7/22 木の橋。谷を縫うように仕事道が続いているようだ。 |
7/22 コンクリートづくりの橋。 |
7/22 小滝。 |
7/22 小さな淵。 |
コンクリートづくりの橋の後、3m放水状滝、2段10m滝、大岩があるらしいが気づかずに通り過ぎる。やがて5m石積堰堤。右から越す。石積堰堤からは水量が半分くらいに減る。しばらくで二俣。左の方が水量が多く見えるが、蕎麦粒山に通じるのは右俣。右俣はすぐ上で右岸に崩壊地があり、伏流している分もあるのだろう。崩壊地を過ぎ、沢が右に曲がると水量1:3の二俣。しかし、増水しているのか、1:1くらいに見える。右を行く。
7/22 石積堰堤。右から越す。 |
7/22 水量1:3の二俣。右を行く。 |
この二俣から傾斜が急になってくる。河原でいったん水が涸れるが、すぐ上で水が流れだす。黒い岩の滝が増えてくる。奥の二俣で左に行く。右は水が流れていない。細かいけれどホールドの多い滝をいくつか登っていくととうとう水がなくなる。地盤の緩いルンゼを慎重に登り、スズタケの中に入るとすぐ蕎麦粒山の南側を巻く水源巡視路に出た。
7/22 だんだん急になってくる。 |
7/22 上部の小滝群。 |
水源巡視路を東へ鳥屋戸尾根側へ向かい、鳥屋戸尾根を登り、蕎麦粒山に登る。思ったよりだいぶヤブが濃い。前に鳥屋戸尾根を登ったときは冬だったからかもしれない。思ったより緩い登りで蕎麦粒山山頂に到着。山頂にはそれぞれ日向沢の峰、一杯水から来たと思われる単独行の人2人がいた。ここで装備解除。
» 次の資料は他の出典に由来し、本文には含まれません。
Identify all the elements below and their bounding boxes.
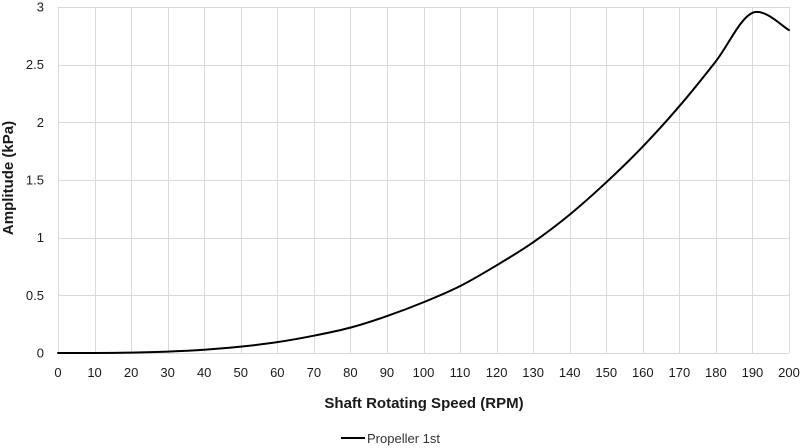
x-tick-label: 70 [307, 365, 321, 380]
y-tick-label: 1.5 [26, 173, 44, 188]
x-tick-label: 110 [450, 365, 471, 380]
y-tick-labels: 0 0.5 1 1.5 2 2.5 3 [26, 0, 44, 361]
legend-label: Propeller 1st [367, 431, 440, 446]
y-tick-label: 0 [37, 346, 44, 361]
x-tick-label: 100 [413, 365, 435, 380]
y-tick-label: 2.5 [26, 57, 44, 72]
x-tick-label: 170 [668, 365, 690, 380]
x-tick-label: 40 [197, 365, 211, 380]
x-tick-labels: 0 10 20 30 40 50 60 70 80 90 100 110 120 130 140 150 160… [54, 365, 799, 380]
y-tick-label: 3 [37, 0, 44, 15]
x-tick-label: 80 [343, 365, 357, 380]
x-tick-label: 30 [160, 365, 174, 380]
x-axis-title: Shaft Rotating Speed (RPM) [324, 395, 523, 412]
series-layer [57, 10, 790, 354]
x-tick-label: 60 [270, 365, 284, 380]
x-tick-label: 160 [632, 365, 654, 380]
x-tick-label: 120 [486, 365, 508, 380]
x-tick-label: 180 [705, 365, 727, 380]
y-tick-label: 1 [37, 230, 44, 245]
x-tick-label: 200 [778, 365, 800, 380]
y-tick-label: 0.5 [26, 288, 44, 303]
series-line-1 [57, 10, 790, 354]
x-tick-label: 90 [380, 365, 394, 380]
gridlines [58, 7, 790, 354]
x-tick-label: 10 [87, 365, 101, 380]
x-tick-label: 150 [595, 365, 617, 380]
x-tick-label: 140 [559, 365, 581, 380]
legend: Propeller 1st [341, 431, 440, 446]
y-axis-title: Amplitude (kPa) [0, 121, 17, 235]
x-tick-label: 0 [54, 365, 61, 380]
x-tick-label: 50 [234, 365, 248, 380]
y-tick-label: 2 [37, 115, 44, 130]
x-tick-label: 20 [124, 365, 138, 380]
x-tick-label: 190 [742, 365, 764, 380]
x-tick-label: 130 [522, 365, 544, 380]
7/22 適当なところで登れそうなルンゼを選ぶ。やがて水源巡視路に出る。 |
7/22 蕎麦粒山で記念撮影。 |
山頂はガスに覆われており、展望はまったくなかった。少し休んで鳥屋戸尾根を下る。蕎麦粒山を巻く巡視路は地形図より高いところ(1420mあたり)を通っているようだ。少なくとも桂谷へ伸びる尾根の分岐よりは上である。そこは十字路になっており、看板によると東側は「踊平 巻き道 迷いやすい 桂谷の峰には行けない」らしい。「迷いやすい」ということは日向沢の峰に出ず、ずっと巻いて踊平に出るのだろうか。
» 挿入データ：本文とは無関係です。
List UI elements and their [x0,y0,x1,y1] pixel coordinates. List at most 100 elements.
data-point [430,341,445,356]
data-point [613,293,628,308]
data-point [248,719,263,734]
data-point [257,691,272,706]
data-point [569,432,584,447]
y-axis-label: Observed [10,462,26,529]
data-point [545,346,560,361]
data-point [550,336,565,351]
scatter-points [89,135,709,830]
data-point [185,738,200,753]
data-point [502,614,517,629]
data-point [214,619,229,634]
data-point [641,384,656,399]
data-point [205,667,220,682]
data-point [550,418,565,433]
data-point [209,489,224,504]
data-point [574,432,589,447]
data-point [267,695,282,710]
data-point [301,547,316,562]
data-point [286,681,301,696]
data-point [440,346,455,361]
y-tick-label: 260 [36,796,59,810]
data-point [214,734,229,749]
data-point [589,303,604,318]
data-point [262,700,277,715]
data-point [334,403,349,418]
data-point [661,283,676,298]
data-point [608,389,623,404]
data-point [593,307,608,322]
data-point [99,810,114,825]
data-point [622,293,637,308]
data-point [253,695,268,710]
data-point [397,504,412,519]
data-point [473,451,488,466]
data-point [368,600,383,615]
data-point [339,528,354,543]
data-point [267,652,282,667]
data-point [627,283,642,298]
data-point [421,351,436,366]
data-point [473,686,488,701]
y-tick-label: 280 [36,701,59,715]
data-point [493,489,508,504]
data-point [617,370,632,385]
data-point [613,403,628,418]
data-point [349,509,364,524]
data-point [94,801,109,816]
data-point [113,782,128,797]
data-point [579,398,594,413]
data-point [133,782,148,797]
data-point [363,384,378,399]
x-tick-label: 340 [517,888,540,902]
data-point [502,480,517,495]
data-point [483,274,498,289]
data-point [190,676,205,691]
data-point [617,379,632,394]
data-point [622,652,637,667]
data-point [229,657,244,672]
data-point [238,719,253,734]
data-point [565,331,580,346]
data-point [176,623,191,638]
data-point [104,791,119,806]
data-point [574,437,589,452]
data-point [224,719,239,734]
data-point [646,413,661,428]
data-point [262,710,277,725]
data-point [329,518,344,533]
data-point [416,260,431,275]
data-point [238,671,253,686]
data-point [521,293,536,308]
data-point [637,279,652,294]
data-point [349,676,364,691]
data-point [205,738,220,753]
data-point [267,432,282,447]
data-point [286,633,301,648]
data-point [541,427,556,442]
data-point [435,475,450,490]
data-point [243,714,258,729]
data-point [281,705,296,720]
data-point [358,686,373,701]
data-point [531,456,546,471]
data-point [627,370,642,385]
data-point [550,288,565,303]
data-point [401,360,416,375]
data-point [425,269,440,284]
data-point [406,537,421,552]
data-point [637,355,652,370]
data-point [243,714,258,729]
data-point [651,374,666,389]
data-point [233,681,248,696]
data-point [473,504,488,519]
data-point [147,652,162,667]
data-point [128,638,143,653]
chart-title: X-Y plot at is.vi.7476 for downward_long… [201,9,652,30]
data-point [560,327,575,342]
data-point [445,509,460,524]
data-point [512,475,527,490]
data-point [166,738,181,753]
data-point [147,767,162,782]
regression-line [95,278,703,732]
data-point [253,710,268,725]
そのあと桂谷に下る尾根に間違えて入り、引き返す。笙ノ岩山までは特に迷うところもなく、登ったり下ったりしながらたどり着いた。道もしっかりしていた。笙ノ岩山の下、917m標高点付近でちょっと迷う。でも黄色いロープが張られており、正しいルートが分かった。概して急な道を下り、川乗谷の林道に出る。林道を少し歩けば川乗橋バス停だ。
が、バスは1時間20分後だった。しかたなくとぼとぼと奥多摩駅まで歩いた。今回試しに履いた安全靴で靴擦れしてしまい、足が痛かった。
長尾谷には難しい滝はなく、巻くことも容易なので登りやすい沢であった。ツメもひどいヤブコギになるかと思ったがさほどでもなかった。急きょ決めた沢にしては楽しめた。